Plans to construct a new park in Downtown Los Angeles were set in motion in early 1975. Original plans sought to build a man-made lake, but rising land costs delayed the project. By 1989, a new plot of land was selected. The project was commissioned by the Los Angeles Redevelopment Agency as the final landscape for the Los Angeles Open Space Network. Ground breaking for the park took place on July 18, 1989, and construction lasted until 1993. The park was designed by Lawrence Halprin with The Jerde Partnership architects.

After its creation, Grand Hope Park became the first new park built in Downtown Los Angeles since 1870, when Pershing Square was built. Grand Hope Park became the last downtown Los Angeles landscape designed by Halprin. The park is also the final landscape along the Los Angeles Open Space Network. Other sites in the network are Wells Fargo Center, Bunker Hill Steps, and the Central Library's Maguire Gardens.

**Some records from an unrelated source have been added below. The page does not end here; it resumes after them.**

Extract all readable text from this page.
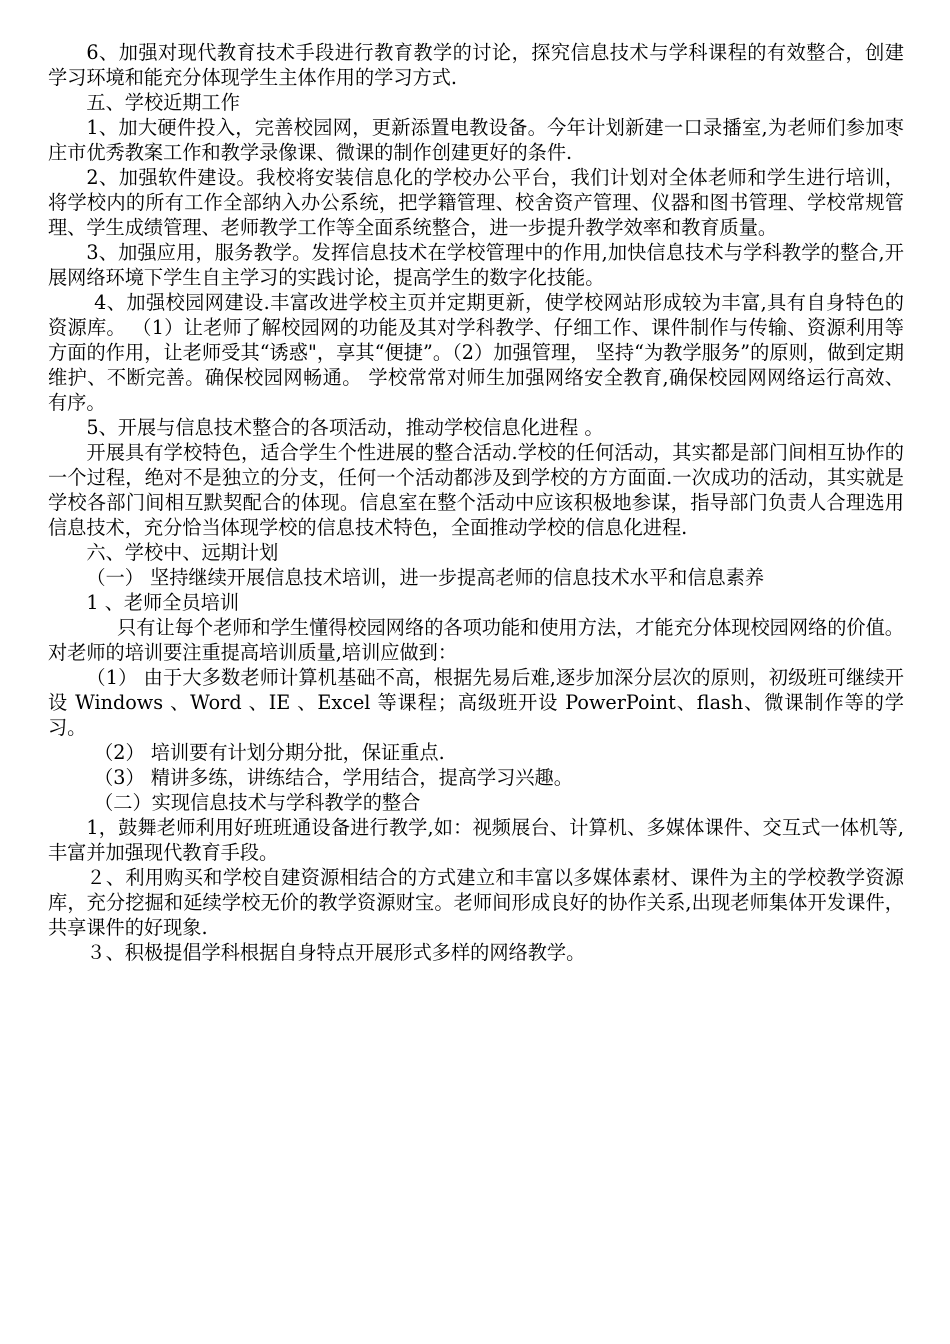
6、加强对现代教育技术手段进行教育教学的讨论，探究信息技术与学科课程的有效整合，创建学习环境和能充分体现学生主体作用的学习方式.

五、学校近期工作

1、加大硬件投入，完善校园网，更新添置电教设备。今年计划新建一口录播室,为老师们参加枣庄市优秀教案工作和教学录像课、微课的制作创建更好的条件.

2、加强软件建设。我校将安装信息化的学校办公平台，我们计划对全体老师和学生进行培训，将学校内的所有工作全部纳入办公系统，把学籍管理、校舍资产管理、仪器和图书管理、学校常规管理、学生成绩管理、老师教学工作等全面系统整合，进一步提升教学效率和教育质量。

3、加强应用，服务教学。发挥信息技术在学校管理中的作用,加快信息技术与学科教学的整合,开展网络环境下学生自主学习的实践讨论，提高学生的数字化技能。

4、加强校园网建设.丰富改进学校主页并定期更新，使学校网站形成较为丰富,具有自身特色的资源库。 （1）让老师了解校园网的功能及其对学科教学、仔细工作、课件制作与传输、资源利用等方面的作用，让老师受其“诱惑"，享其“便捷”。（2）加强管理， 坚持“为教学服务”的原则，做到定期维护、不断完善。确保校园网畅通。 学校常常对师生加强网络安全教育,确保校园网网络运行高效、有序。

5、开展与信息技术整合的各项活动，推动学校信息化进程 。

开展具有学校特色，适合学生个性进展的整合活动.学校的任何活动，其实都是部门间相互协作的一个过程，绝对不是独立的分支，任何一个活动都涉及到学校的方方面面.一次成功的活动，其实就是学校各部门间相互默契配合的体现。信息室在整个活动中应该积极地参谋，指导部门负责人合理选用信息技术，充分恰当体现学校的信息技术特色，全面推动学校的信息化进程.

六、学校中、远期计划

（一） 坚持继续开展信息技术培训，进一步提高老师的信息技术水平和信息素养

1 、老师全员培训

只有让每个老师和学生懂得校园网络的各项功能和使用方法，才能充分体现校园网络的价值。对老师的培训要注重提高培训质量,培训应做到：

（1） 由于大多数老师计算机基础不高，根据先易后难,逐步加深分层次的原则，初级班可继续开设 Windows 、Word 、IE 、Excel 等课程；高级班开设 PowerPoint、flash、微课制作等的学习。

（2） 培训要有计划分期分批，保证重点.

（3） 精讲多练，讲练结合，学用结合，提高学习兴趣。

（二）实现信息技术与学科教学的整合

1，鼓舞老师利用好班班通设备进行教学,如：视频展台、计算机、多媒体课件、交互式一体机等,丰富并加强现代教育手段。

２、利用购买和学校自建资源相结合的方式建立和丰富以多媒体素材、课件为主的学校教学资源库，充分挖掘和延续学校无价的教学资源财宝。老师间形成良好的协作关系,出现老师集体开发课件，共享课件的好现象.

３、积极提倡学科根据自身特点开展形式多样的网络教学。
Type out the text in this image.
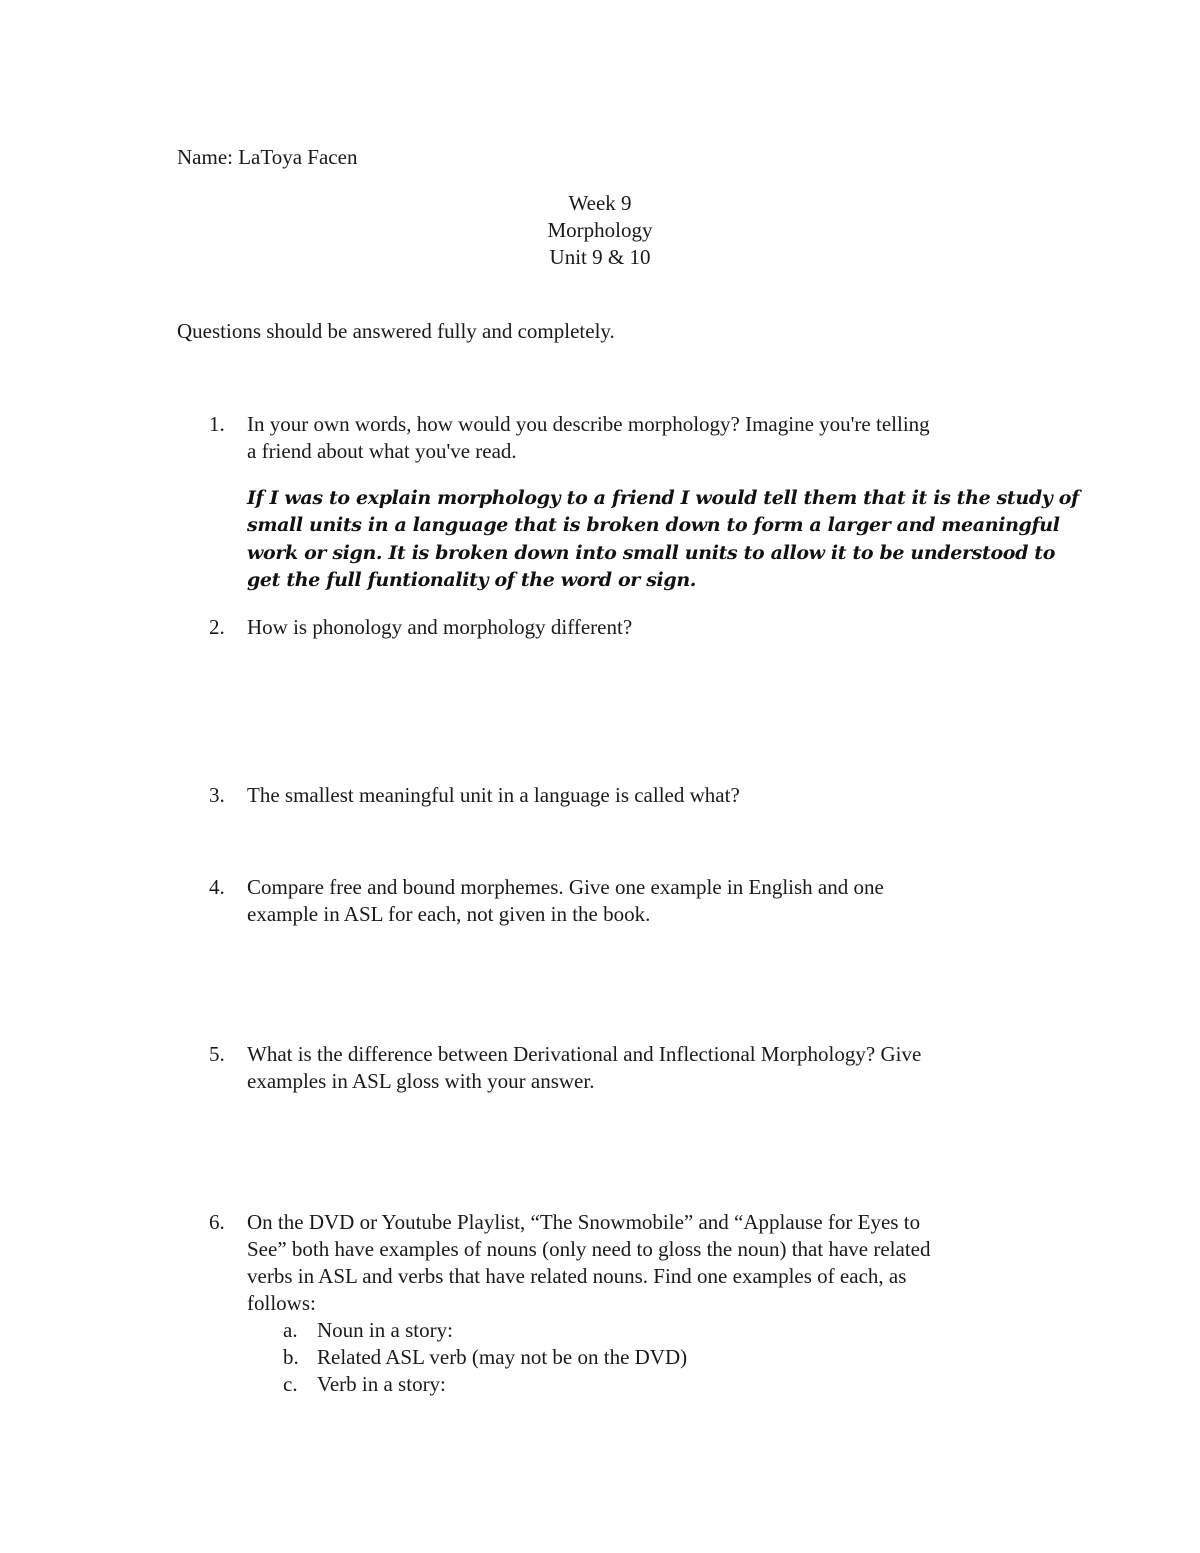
Name: LaToya Facen
Week 9
Morphology
Unit 9 & 10
Questions should be answered fully and completely.
1.	In your own words, how would you describe morphology? Imagine you're telling
a friend about what you've read.
If I was to explain morphology to a friend I would tell them that it is the study of
small units in a language that is broken down to form a larger and meaningful
work or sign. It is broken down into small units to allow it to be understood to
get the full funtionality of the word or sign.
2.	How is phonology and morphology different?
3.	The smallest meaningful unit in a language is called what?
4.	Compare free and bound morphemes. Give one example in English and one
example in ASL for each, not given in the book.
5.	What is the difference between Derivational and Inflectional Morphology? Give
examples in ASL gloss with your answer.
6.	On the DVD or Youtube Playlist, “The Snowmobile” and “Applause for Eyes to
See” both have examples of nouns (only need to gloss the noun) that have related
verbs in ASL and verbs that have related nouns. Find one examples of each, as
follows:
a. Noun in a story:
b. Related ASL verb (may not be on the DVD)
c. Verb in a story:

Grand Hope Park appeared in the premiere of The Amazing Race 29 as the starting point for the season's race around the world.

==Features==
Grand Hope Park is located on the Los Angeles campus of the Fashion Institute of Design & Merchandising. The park was designed as a collection of "outdoor rooms" with the purpose of "bringing functional art and nature to an urban setting." Its built in elements are diverse enough to form a mixed metaphor due to its mixture of greenery (including cypress, willow, feather and fan palm, pine, jacaranda and sycamore). It consists of decorative sidewalks, two fountains, a clock tower, pergolas, a children's playground, and displays of various artists' works. The artwork in the park was contributed from Lita Albuquerque, Adrian Saxe, Raul Guerrero, Gwynn Murrill, Tony Berlant, and Ralph McIntosh. The mosaic adorned clock tower at the park's entrance was designed by Halprin with musical compositions from John Carter, Michael McNabb, and Ushio Torikai used to mark each hour.